In November 2019, the Transport Infrastructure Council met and endorsed changes to the NHVAS Business Rules and Standards.
However, companies within the NHVAS will be given a full cycle of accreditation before these changes will be required.
Organisations have been in the firing line of late, with the NHVR recently handing out prohibition notices and suspending multiple organisations from operating due to not having the correct systems and adequate documentation in place.
This puts all companies at risk if they do not have reasonable steps in place to understand and enforce the new changes.
So, what are these changes? Well, the main changes being implanted by the NHVR are implementing are:
• Advanced and Basic Fatigue Management (ABFM) will now use the same seven standards.
• Turntable and tow couplings are to be checked daily ensuring, that the vehicle is meeting the workplace safety legislation.
• Vehicles are to be inspected by a qualified mechanic annually.
• Operators will now be required to report any significant incidents as a notifiable occurrence.
• A register of infringements and defects is also required to be kept.

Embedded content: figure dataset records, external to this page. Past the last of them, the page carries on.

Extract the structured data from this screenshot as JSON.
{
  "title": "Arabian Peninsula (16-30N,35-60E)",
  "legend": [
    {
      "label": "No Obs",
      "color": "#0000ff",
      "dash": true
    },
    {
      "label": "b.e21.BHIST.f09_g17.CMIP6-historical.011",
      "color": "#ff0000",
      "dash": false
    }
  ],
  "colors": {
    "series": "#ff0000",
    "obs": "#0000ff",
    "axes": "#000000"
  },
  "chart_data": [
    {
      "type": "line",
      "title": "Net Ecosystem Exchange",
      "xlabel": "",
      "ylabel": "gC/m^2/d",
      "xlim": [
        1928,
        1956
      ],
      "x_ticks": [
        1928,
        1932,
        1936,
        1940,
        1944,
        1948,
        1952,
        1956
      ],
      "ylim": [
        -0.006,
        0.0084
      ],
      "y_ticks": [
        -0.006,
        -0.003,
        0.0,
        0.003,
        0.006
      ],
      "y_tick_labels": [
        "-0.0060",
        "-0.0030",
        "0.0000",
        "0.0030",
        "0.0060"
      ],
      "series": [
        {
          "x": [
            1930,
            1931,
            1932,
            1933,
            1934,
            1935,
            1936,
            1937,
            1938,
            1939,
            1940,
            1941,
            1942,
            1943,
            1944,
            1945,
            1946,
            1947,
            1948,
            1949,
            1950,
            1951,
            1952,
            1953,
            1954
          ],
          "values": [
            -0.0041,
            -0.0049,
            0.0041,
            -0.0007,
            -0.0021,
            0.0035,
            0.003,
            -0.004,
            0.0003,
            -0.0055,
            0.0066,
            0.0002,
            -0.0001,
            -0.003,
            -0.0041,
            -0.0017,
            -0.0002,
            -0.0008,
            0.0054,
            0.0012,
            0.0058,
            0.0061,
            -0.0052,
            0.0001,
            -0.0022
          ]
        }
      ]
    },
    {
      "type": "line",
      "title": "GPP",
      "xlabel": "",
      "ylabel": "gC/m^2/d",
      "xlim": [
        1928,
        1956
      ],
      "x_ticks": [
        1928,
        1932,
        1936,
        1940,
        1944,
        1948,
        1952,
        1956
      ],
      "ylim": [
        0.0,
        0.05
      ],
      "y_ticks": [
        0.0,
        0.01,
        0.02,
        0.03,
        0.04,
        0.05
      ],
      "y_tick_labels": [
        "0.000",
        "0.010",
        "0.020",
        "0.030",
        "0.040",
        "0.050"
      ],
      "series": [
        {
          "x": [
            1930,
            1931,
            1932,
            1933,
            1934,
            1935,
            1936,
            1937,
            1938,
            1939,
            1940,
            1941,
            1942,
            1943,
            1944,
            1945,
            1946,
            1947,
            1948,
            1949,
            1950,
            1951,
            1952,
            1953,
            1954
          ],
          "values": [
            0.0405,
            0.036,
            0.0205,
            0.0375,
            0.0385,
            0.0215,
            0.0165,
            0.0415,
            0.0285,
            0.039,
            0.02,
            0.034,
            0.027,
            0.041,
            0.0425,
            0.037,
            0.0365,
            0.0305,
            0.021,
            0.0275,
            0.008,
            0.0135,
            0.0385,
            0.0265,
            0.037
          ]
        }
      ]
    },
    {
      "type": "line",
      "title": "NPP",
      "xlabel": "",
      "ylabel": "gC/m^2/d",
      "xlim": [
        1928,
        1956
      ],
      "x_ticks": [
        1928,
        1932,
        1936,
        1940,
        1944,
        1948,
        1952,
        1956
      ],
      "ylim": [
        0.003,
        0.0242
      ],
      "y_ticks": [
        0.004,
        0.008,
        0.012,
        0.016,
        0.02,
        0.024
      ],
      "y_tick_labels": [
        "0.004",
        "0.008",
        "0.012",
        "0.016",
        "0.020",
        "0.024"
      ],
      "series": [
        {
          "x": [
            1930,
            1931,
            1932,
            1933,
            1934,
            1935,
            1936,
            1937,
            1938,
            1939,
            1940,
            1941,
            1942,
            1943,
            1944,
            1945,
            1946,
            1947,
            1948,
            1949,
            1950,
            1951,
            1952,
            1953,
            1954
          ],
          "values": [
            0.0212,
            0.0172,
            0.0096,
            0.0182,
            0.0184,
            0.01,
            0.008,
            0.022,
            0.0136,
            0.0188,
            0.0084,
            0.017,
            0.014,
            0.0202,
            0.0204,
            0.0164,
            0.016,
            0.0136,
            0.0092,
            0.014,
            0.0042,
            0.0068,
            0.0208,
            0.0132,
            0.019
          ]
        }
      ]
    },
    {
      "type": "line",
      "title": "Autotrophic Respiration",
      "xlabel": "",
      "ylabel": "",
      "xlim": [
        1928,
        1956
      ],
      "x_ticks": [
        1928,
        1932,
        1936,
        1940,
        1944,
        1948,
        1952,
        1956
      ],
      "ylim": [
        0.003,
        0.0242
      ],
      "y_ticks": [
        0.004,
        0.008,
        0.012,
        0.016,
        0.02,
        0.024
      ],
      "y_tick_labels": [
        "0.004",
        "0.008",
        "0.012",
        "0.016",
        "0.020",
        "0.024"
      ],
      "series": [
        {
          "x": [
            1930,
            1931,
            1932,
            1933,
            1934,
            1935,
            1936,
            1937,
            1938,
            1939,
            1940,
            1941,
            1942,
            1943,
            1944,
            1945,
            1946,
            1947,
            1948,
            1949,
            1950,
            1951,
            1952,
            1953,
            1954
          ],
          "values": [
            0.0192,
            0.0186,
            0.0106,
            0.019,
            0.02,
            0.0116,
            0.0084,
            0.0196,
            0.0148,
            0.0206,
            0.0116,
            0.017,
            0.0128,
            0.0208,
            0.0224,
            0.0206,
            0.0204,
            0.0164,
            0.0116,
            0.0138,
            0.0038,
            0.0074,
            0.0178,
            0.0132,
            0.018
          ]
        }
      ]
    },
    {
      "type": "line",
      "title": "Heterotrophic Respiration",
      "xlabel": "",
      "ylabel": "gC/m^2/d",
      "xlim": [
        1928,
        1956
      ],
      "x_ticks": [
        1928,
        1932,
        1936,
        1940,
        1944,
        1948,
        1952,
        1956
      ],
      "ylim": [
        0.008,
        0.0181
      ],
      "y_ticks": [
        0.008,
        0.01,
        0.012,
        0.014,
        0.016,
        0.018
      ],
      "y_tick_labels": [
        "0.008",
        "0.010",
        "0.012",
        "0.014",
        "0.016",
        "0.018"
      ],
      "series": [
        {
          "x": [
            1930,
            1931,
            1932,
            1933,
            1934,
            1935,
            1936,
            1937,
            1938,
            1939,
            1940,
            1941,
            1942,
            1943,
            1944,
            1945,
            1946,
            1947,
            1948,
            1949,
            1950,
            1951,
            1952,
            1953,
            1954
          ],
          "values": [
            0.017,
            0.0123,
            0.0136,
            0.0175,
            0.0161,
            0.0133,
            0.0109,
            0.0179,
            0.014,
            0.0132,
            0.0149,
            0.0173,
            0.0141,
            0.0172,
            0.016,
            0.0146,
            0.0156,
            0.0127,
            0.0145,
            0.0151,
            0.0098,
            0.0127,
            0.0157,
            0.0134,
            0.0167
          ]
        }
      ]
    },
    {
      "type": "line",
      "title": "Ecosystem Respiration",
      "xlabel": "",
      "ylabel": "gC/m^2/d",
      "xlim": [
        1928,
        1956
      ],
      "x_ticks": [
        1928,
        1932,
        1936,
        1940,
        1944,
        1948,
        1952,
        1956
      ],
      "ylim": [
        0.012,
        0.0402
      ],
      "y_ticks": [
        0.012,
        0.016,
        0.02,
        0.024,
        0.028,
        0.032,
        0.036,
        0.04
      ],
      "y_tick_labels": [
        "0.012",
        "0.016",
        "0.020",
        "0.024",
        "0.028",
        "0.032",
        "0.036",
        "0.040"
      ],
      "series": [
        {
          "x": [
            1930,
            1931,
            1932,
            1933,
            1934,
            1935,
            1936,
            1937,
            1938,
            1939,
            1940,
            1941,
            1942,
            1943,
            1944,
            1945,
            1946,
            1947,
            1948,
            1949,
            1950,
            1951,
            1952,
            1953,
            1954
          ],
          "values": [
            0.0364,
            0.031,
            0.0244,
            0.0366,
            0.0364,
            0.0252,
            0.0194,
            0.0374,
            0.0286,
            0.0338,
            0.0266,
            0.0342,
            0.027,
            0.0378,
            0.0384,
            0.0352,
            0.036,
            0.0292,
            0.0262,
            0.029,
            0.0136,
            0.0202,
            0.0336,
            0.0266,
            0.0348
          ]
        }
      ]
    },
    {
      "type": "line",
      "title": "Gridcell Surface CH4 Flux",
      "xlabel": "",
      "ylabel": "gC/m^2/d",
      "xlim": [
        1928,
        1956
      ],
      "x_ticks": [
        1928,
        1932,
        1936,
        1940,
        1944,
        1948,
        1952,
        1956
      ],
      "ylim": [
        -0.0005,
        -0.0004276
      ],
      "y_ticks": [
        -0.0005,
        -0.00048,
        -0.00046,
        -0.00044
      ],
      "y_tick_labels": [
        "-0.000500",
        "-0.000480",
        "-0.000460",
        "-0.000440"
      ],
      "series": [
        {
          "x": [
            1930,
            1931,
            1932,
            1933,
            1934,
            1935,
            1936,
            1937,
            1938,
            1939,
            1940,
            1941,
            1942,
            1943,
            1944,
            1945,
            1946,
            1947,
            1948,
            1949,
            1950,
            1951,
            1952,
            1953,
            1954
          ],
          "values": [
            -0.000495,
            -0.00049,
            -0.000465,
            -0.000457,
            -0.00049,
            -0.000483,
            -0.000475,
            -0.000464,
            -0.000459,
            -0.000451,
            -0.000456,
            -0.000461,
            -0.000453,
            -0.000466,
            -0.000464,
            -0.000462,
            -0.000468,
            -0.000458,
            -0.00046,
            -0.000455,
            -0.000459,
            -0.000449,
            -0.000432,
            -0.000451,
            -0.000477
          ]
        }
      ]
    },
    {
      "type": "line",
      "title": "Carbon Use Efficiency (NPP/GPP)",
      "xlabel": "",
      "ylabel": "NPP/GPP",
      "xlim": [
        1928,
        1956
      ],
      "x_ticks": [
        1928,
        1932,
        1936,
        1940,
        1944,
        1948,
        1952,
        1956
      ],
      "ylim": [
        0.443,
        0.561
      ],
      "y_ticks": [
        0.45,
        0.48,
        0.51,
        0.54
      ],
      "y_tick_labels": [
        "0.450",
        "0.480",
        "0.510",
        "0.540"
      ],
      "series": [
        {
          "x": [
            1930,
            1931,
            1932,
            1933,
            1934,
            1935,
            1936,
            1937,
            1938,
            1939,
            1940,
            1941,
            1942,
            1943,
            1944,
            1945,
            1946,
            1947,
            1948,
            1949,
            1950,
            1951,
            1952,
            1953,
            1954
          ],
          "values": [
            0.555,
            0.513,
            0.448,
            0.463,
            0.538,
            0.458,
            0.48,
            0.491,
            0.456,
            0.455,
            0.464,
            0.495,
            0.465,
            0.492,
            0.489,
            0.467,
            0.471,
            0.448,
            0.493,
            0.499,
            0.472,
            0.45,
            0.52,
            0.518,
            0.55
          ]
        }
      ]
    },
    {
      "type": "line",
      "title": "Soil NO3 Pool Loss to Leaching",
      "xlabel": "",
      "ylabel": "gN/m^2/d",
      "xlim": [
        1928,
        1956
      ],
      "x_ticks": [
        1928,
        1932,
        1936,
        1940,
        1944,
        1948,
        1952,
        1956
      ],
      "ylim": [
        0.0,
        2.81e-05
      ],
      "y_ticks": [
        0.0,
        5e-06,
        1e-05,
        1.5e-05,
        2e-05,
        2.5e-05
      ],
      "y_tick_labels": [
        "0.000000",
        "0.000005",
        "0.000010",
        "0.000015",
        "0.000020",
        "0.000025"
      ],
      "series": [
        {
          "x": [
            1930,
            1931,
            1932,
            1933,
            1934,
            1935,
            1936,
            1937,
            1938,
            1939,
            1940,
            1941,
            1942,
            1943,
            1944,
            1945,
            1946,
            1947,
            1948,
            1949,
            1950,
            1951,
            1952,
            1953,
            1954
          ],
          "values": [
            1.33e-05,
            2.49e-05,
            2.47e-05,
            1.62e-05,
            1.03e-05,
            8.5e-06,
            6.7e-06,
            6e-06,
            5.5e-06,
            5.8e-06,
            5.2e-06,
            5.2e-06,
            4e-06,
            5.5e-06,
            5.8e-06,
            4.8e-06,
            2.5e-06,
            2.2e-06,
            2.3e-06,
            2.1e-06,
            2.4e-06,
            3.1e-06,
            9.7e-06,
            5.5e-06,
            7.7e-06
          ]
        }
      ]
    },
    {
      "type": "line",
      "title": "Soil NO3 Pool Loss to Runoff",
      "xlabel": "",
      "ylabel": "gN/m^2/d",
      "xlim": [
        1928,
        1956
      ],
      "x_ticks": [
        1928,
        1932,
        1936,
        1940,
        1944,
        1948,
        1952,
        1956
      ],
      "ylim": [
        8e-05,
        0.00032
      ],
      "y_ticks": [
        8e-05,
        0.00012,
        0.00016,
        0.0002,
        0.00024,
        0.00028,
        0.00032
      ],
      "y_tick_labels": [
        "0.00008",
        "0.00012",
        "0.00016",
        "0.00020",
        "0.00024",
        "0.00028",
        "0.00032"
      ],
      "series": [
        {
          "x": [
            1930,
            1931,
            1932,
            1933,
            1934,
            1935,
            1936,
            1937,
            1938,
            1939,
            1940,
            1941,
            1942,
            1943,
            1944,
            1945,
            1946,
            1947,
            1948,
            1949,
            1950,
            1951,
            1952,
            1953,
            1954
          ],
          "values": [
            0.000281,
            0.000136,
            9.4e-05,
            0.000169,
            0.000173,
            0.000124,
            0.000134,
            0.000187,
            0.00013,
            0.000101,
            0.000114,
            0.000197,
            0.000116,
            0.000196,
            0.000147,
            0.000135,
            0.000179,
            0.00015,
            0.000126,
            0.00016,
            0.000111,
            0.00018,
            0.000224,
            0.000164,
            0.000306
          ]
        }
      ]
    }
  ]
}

Sounds simple right? However, this is only five of the 17 changes that are going to be implemented in the updated scheme. So, what can be done to avoid trouble with the NHVR?
Some changes are quite simple and inexpensive such as, as including inspection of tow couplings into pre-start check lists/books or existing systems or creating a system for infringements and defects.
While other changes are slightly more complex such as ensuring the vehicle is meeting the workplace safety legislations.
This could be done by having an air conditioning system (reducing fatigue) in the sleeper birth as well as having an ADR 42 compliant sleeper.
If the company does not have these things, they will need to provide documentation to explain how these requirements will be met.
Whilst we welcome these changes that are making our industry safer, it raises the question. Why has it has taken NHVR over 15 months for these changes to be implemented? Will organisations understand the new requirements and amendments needed before the changeover date?
The one thing we would hate to see is organisations purchasing Fatigue, Mass and Maintenance manuals, which could be upwards of $1,000.00 per manual, when amendments could be made within current manuals and business structures to align with the new requirements for a fraction of the cost.